Depresyon çocukluk yaşantısındaki eksiklikleri çözmek için ötekine (bakım verene) ait hislerin aktarılarak çocuk bedene yoğun bir duyguyla geri getirilmesidir. İnsanın kime ait olduğunu bilmediği; ancak kendine yonttuğu suçluluk duygusuyla başedemeyerek buna karşı verdiği savaşı kaybetmesi, zoraki üstünü örttüğü karanlığın (ebeveynin yıkıcı duyguları) bu savaşı kazanması durumudur.
Öyleyse bakım verenin duyguları çocuğun çeyizidir. Bir çocuğu karanlığa iten de aydınlığa çıkaran da bakım verenin farkında olduğu ya da olmadığı fanatik duygularıdır. Otantik varoluşunu kazanamamış, kendi olmayı henüz becerememiş küçük, ona verilen duyguları ruhuna geçirir. Çünkü çocuğun gözünde anne-baba, sözünden çıkılmaz bir tanrı gibidir. Sevilmeyen çocuk kendini sevmeyecek ilişkilere mecbur eder, aşağılanan, şiddet gören, kaygılı büyütülen çocuk büyüdüğünde aynı örüntüyü devam ettirecek eşler bulur. Bu durum adeta içten içe hissedilen suçluluk duygusunun tekrar yaşanması için kurulmuş sahte bir oyun sahnesi gibidir.
Uçmak için kanatların olduğunu unuttuğunda ellerine tutuşturulan bir balonun seni hayatta tutan yegane şey olduğuna inanırsın ve balonu eline tuttuşturan şeye ölesiye bağlı kalmayı istersin. Uçmak için kanatların varken bir anda en büyük korkun bu balonun seni taşıyamayacağıyla ilgili kuruntular olur. Balon kendilik hakkındaki yıkıcı ve zehirli düşünceler, kanatlar ise insanın uçsuz bucaksız özgür düşünce gücünü sembolize eder.

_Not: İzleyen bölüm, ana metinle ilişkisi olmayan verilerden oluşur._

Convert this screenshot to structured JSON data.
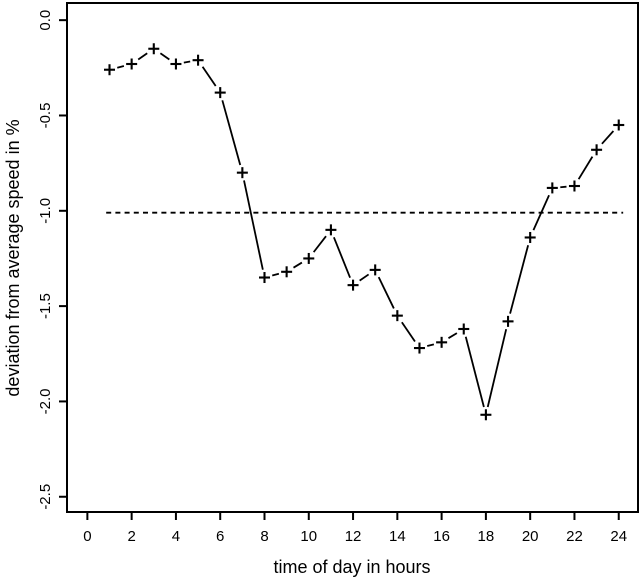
{
  "figure": {
    "background": "#ffffff"
  },
  "chart_data": {
    "type": "line",
    "title": "",
    "xlabel": "time of day in hours",
    "ylabel": "deviation from average speed in %",
    "x": [
      1,
      2,
      3,
      4,
      5,
      6,
      7,
      8,
      9,
      10,
      11,
      12,
      13,
      14,
      15,
      16,
      17,
      18,
      19,
      20,
      21,
      22,
      23,
      24
    ],
    "y": [
      -0.26,
      -0.23,
      -0.15,
      -0.23,
      -0.21,
      -0.38,
      -0.8,
      -1.35,
      -1.32,
      -1.25,
      -1.1,
      -1.39,
      -1.31,
      -1.55,
      -1.72,
      -1.69,
      -1.62,
      -2.07,
      -1.58,
      -1.14,
      -0.88,
      -0.87,
      -0.68,
      -0.55
    ],
    "marker": "plus",
    "line_between_points": "solid-with-gaps-around-markers",
    "reference_line": {
      "y": -1.01,
      "style": "dashed",
      "x_start": 0.85,
      "x_end": 24.2
    },
    "x_ticks": {
      "values": [
        0,
        2,
        4,
        6,
        8,
        10,
        12,
        14,
        16,
        18,
        20,
        22,
        24
      ],
      "labels": [
        "0",
        "2",
        "4",
        "6",
        "8",
        "10",
        "12",
        "14",
        "16",
        "18",
        "20",
        "22",
        "24"
      ]
    },
    "y_ticks": {
      "values": [
        0.0,
        -0.5,
        -1.0,
        -1.5,
        -2.0,
        -2.5
      ],
      "labels": [
        "0.0",
        "-0.5",
        "-1.0",
        "-1.5",
        "-2.0",
        "-2.5"
      ]
    },
    "xlim": [
      -0.92,
      24.87
    ],
    "ylim": [
      -2.58,
      0.09
    ],
    "grid": false,
    "legend": "none",
    "colors": {
      "stroke": "#000000",
      "background": "#ffffff"
    }
  }
}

İnsan celladını sevebilir mi, "EVET". Yaşamsal bir araç olarak atfedilen fetişler (uğurlu sayılan şey) aslında insanın zihnine bağladığı taşlardır. Bunu fark ettiğinde seni uçurmak yerine dibe çeken şeyin zihnindeki engeller olduğunu anlarsın. Balon görünümlü taşlardan kurtulmak demek, bilinç dışında süperegonun mecbur ettiği suçluluktan kurtulmaktır aslında. Suç yoksa ceza da yoktur kısaca.
Depresyon gibi ruhsal bozukluklar söz konusu olduğunda ilaçlı tedaviye hekimlerin insiyatifinde gerek duyulabilse de çok daha önemli bir şey varsa o da yaşam standardının ele alınması, depresyona yol açan köken sorunun birlikte keşfedilmesidir. Terapi yolculuğunda danışanın iyileşmeye olan inancının terapist tarafından desteklenmesi, empatiyle yoğrulan ilişkide danışanın sorumluluk alması değişimi sağlayacaktır.
Psikoterapi ile kazanılan farkındalık iyileşme yolundaki en zor ve en büyük adımdır. Kalanı iyileşmeye karar vermiş biri için peşi sıra geliverir. O fişeği ateşlediğinde bir kere geri dönüş mümkün değildir, Zihinsel özgürlük, ciğerlerine dolan temiz bir nefes gibi başlarda acı verse de, yeni bir hayata doğma heyecanını da içinde barındırır.